Our Reflow Oven Controller Shield has been around for many years now. It went through minor changes over the years and we were fortunate to ship out a lot of them. But, we always felt that we are not doing enough in pushing the overall cost further down to provide a lower entry to get into SMD reflowing. The need for an external Arduino board as the brain for the setup adds a massive cost to the shield (depending on whether you buy an official board from Arduino or a copy online). The new Tiny Reflow Controller is a derivative design from the shield version to address those tiny little issues.

The new Tiny Reflow Controller is powered by the ATtiny1634R coupled with the latest thermocouple sensor interface IC MAX31856 from Maxim, we managed to remove the need of an Arduino board and reduce the overall cost. We also use as much SMD parts in this revision to keep the cost low and leaving only the terminal block and the LCD connector on through hole version. We also managed to streamline all components to run on 3.3V to further simplify the design.
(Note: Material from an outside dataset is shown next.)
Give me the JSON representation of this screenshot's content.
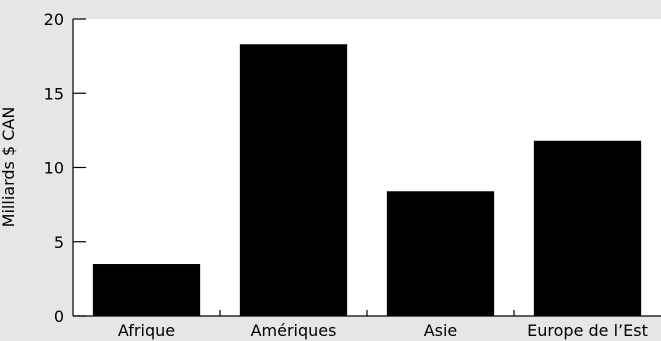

Looking from the manufacturing point of view, there’s quite a number of through hole components that adds much of the work of manual soldering and cleaning the solder residue in the shield version. And each unit is individually tested to reflow a complete cycle and compare with measurement from a thermocouple reading from a multimeter. That takes a massive 10 minutes of time to perform. For some of you that has used the shield version before must have came across the wrongly calibrated MAX31855KASA by Maxim (those affected were contacted for exchange circa 2014), that is one of the reason it was tested in that manner. But, this is one of the manufacturing step that we still insist on performing on the new Tiny Reflow Controller.

We maintained the 8×2 LCD used in the shield due to it’s robustness but a 3.3V version is used to simplify the design (we know some of you are screaming for the OLED screen). The board is now powered through a micro USB connector as most of us have a spare micro USB cable lying somewhere. You can also power the board through the FTDI breakout header on the board.  You can use a 3.3V FTDI USB-serial adapter (or any similar USB-serial adapter) to access the UART on the ATtiny1634R and also perform update through the Arduino IDE. The ISP pins are also broken out in case if you need to modify the bootloader or program the ATtiny1634R directly without a bootloader.

On the firmware side, we added the option of selecting either lead-free or leaded profile. The profile can be selected through the push button and currently selected profile is stored on the non-volatile EEPROM on the ATtiny1634R. Despite having 16 kB of program memory flash and 1 kB of RAM only, the current firmware only uses 10 kB of the 16 kB program memory flash and half of the 1 kB RAM leaving lots of room for tinkering. We would like to thank Spence Konde for his amazing work on the ATTinyCore.

And as always, the Tiny Reflow Controller is an open source hardware and is even better as it is designed with KiCad. We hope you will find the Tiny Reflow Controller helpful and big in it’s own way!